Prespa Forum: Kurti drückt Enttäuschung mit der EU über die Nichtliberalisierung von Visa aus

Der kosovarische Premierminister Albin Kurti, während seiner Rede am Prespa-Gipfel, hat mit der Europäischen Union für die Nichtliberalisierung von Visa für den Kosovo enttäuscht. Kurti betonte, er sei auch enttäuscht von der Entscheidung der EU, keine Verhandlungen mit Nordmazedonien und Albanien aufzunehmen. Er betrachtete die Europäische Union als langsam in den Prozessen [...]
Er vertrat die Auffassung, dass die Europäische Union in den Prozessen langsam ist und dass sie die Einheit fehlt.
Die Republik Kosovo teilt die Enttäuschung mit der Entscheidung der EU, keine Verhandlungen mit Albanien und mit dem Norden Mazedonien aufzunehmen. Als Land die Visaliberalisierung verweigert, verstehen wir Ihre Frustration. Die EU ist langsam, fehlt die Einheit, aber es ist immer noch unsere beste Hoffnung und die einzige Option, die wir haben. Wir gehören hier. Die westlichen Balkanstaaten sind Teil Europas und wir sind Nachbarstaaten der EU-Staaten”, sagte Kurti heute auf dem Prespa-Gipfel.
Kurti betonte, dass westliche Balkanländer daran arbeiten müssen, EU-Mitglieder zu werden. Und nach ihm kann es nur erreicht werden, wenn die Balkanländer historische Wahrheit und Realität annehmen.

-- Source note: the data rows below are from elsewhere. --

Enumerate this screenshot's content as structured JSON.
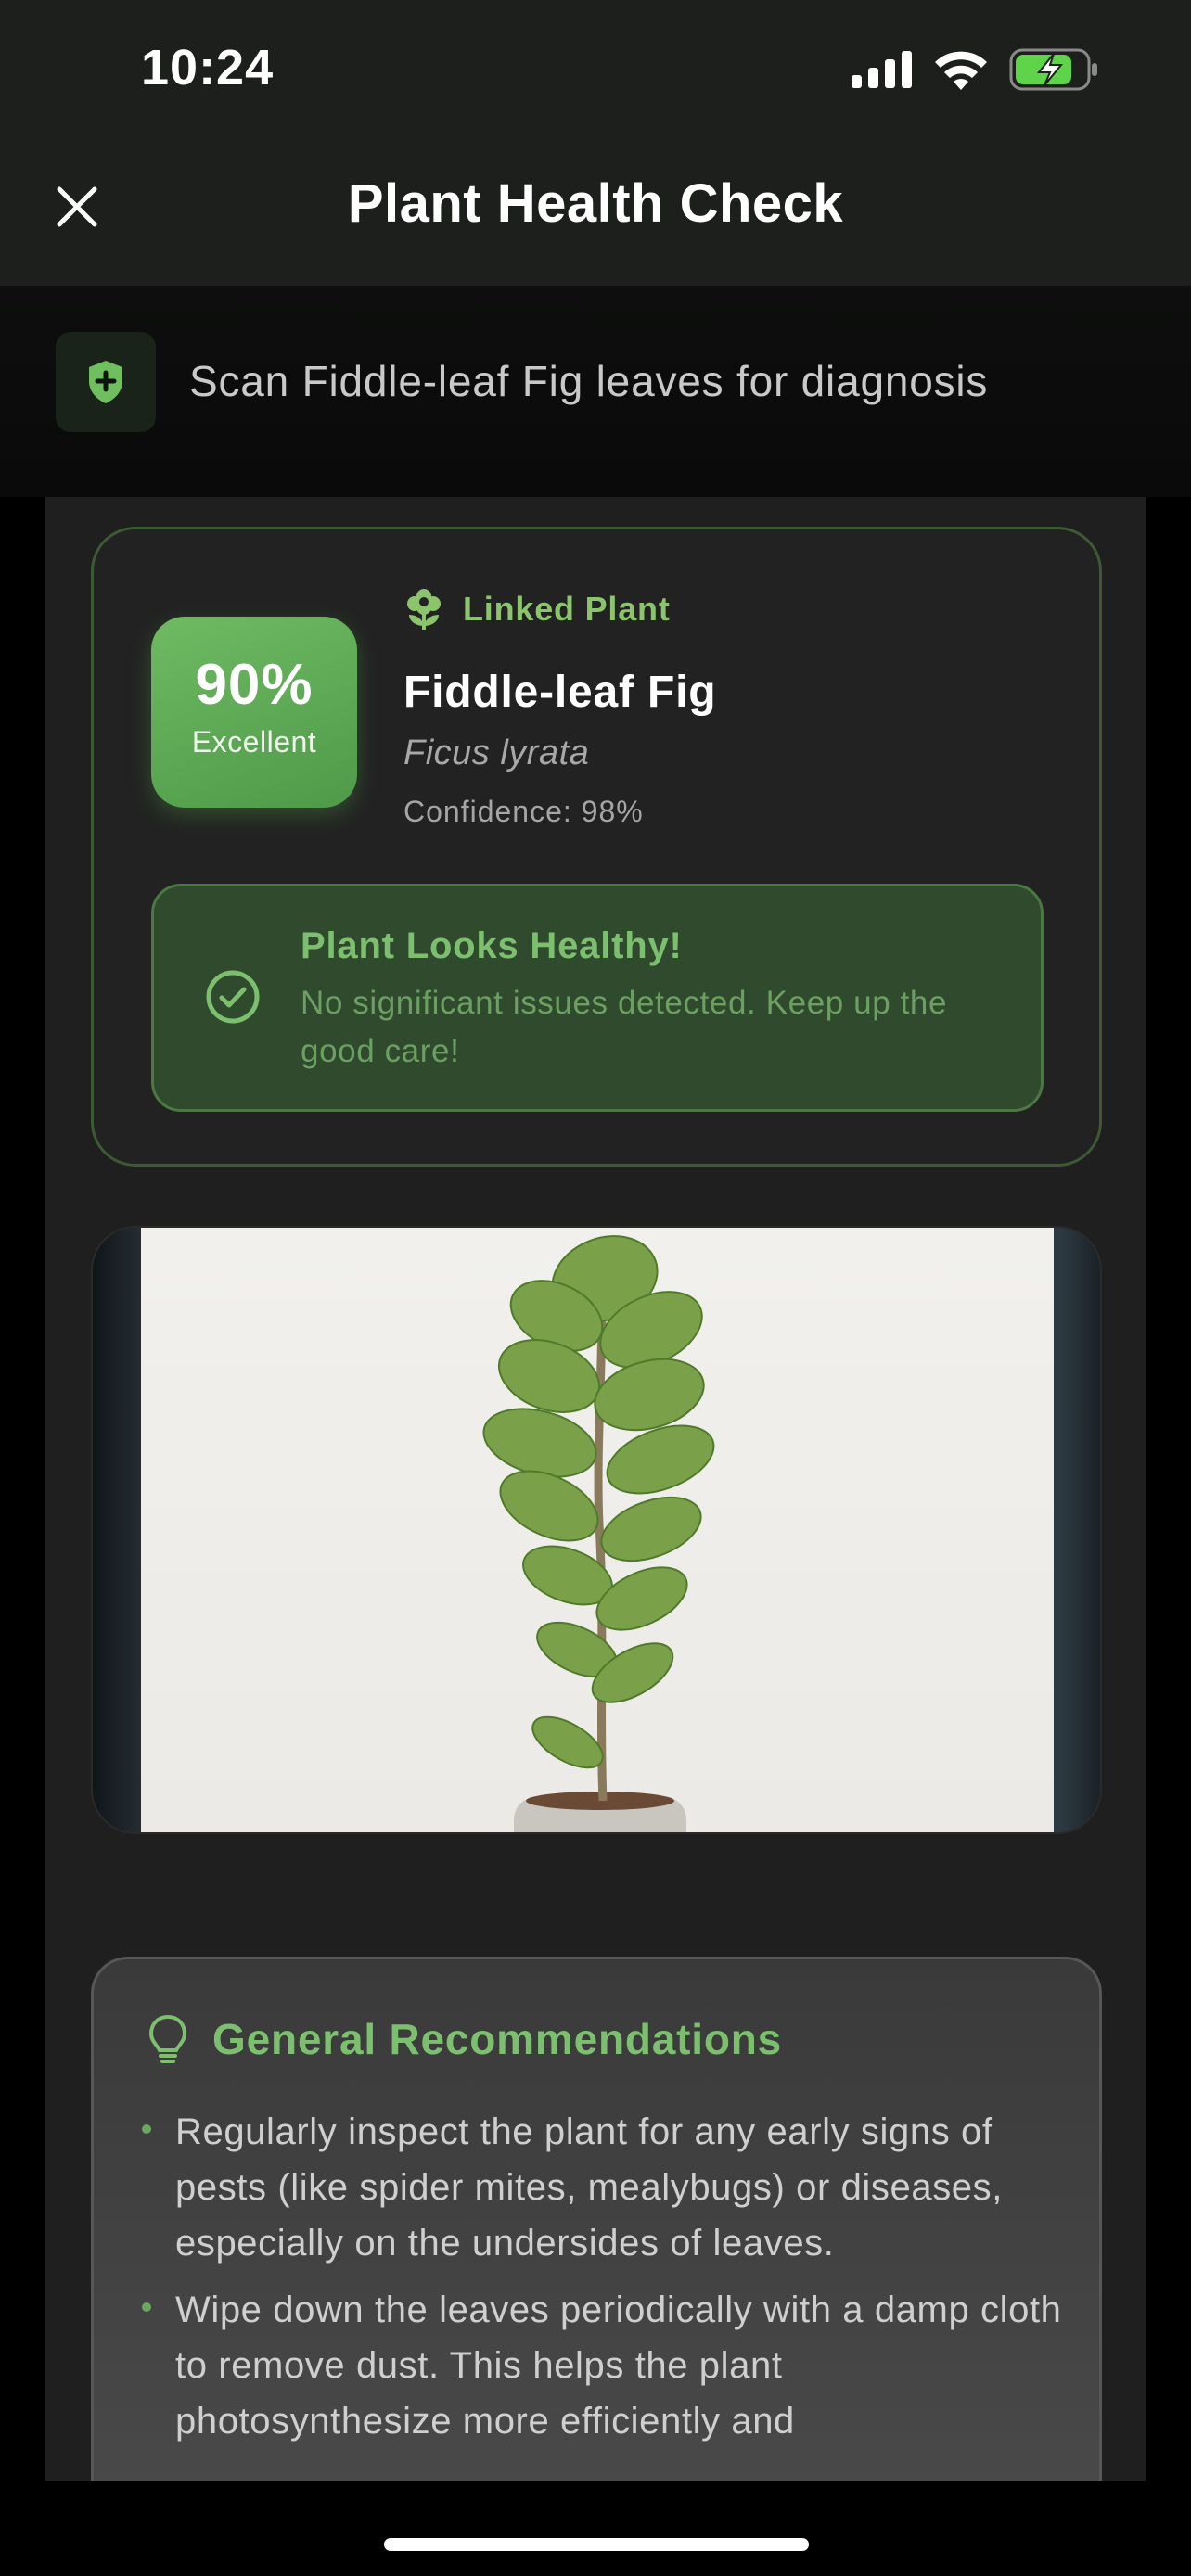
{
  "status_bar": {
    "time": "10:24",
    "icons": [
      "cellular-signal-icon",
      "wifi-icon",
      "battery-charging-icon"
    ]
  },
  "header": {
    "title": "Plant Health Check",
    "close_icon": "close-icon"
  },
  "info_bar": {
    "icon": "shield-plus-icon",
    "text": "Scan Fiddle-leaf Fig leaves for diagnosis"
  },
  "summary": {
    "score": "90%",
    "score_label": "Excellent",
    "linked_label": "Linked Plant",
    "linked_icon": "flower-icon",
    "plant_name": "Fiddle-leaf Fig",
    "scientific_name": "Ficus lyrata",
    "confidence": "Confidence: 98%",
    "health": {
      "icon": "check-circle-icon",
      "title": "Plant Looks Healthy!",
      "description": "No significant issues detected. Keep up the good care!"
    }
  },
  "photo": {
    "subject": "fiddle-leaf-fig-plant"
  },
  "recommendations": {
    "icon": "lightbulb-icon",
    "title": "General Recommendations",
    "items": [
      "Regularly inspect the plant for any early signs of pests (like spider mites, mealybugs) or diseases, especially on the undersides of leaves.",
      "Wipe down the leaves periodically with a damp cloth to remove dust. This helps the plant photosynthesize more efficiently and"
    ]
  },
  "colors": {
    "accent_green": "#7cc06f",
    "score_green": "#5fae55",
    "card_border": "#3c5a34"
  }
}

Anstatt mit EU-Entscheidungen frustriert zu fühlen, sollten wir uns fragen, was wir tun sollten, um dorthin zu kommen. Wenn wir in uns schauen, finden wir, dass wir viele Probleme haben. Es gibt einen Kampf mit autoritären Mächten und gegen kriminelle Monopole und gegen die Verletzung der Rechtsstaatlichkeit, die Ablehnung der historischen Wahrheit und das Handeln, dass wir demokratische Gesellschaften zwischen unseren Nationen bauen können, indem wir nur leugnen, was passiert ist und versuchen, die Realität zu verändern, sagte Kurti.
Der Kosovo-Premierminister bestand darauf, dass die Länder der Region, wie er sagte, die “Taschen des Hauses” in die EU integrieren sollten.
Ein großer Teil der Verantwortung liegt bei der EU, aber wir müssen auch unsere Hausaufgaben durchführen. Selbst Novi Sads Vorstellung von BARMini-Schengenı, eine Initiative, die keine Vision für die Region hat, und dass die Republik Kosovo stark widersetzt, als solche sollte abgelehnt werden. Die Entfremdung mit der EU sollte nicht von Ländern, die die NATO nicht lieben, instrumentalisiert werden und Russland”, Kurti hinzugefügt.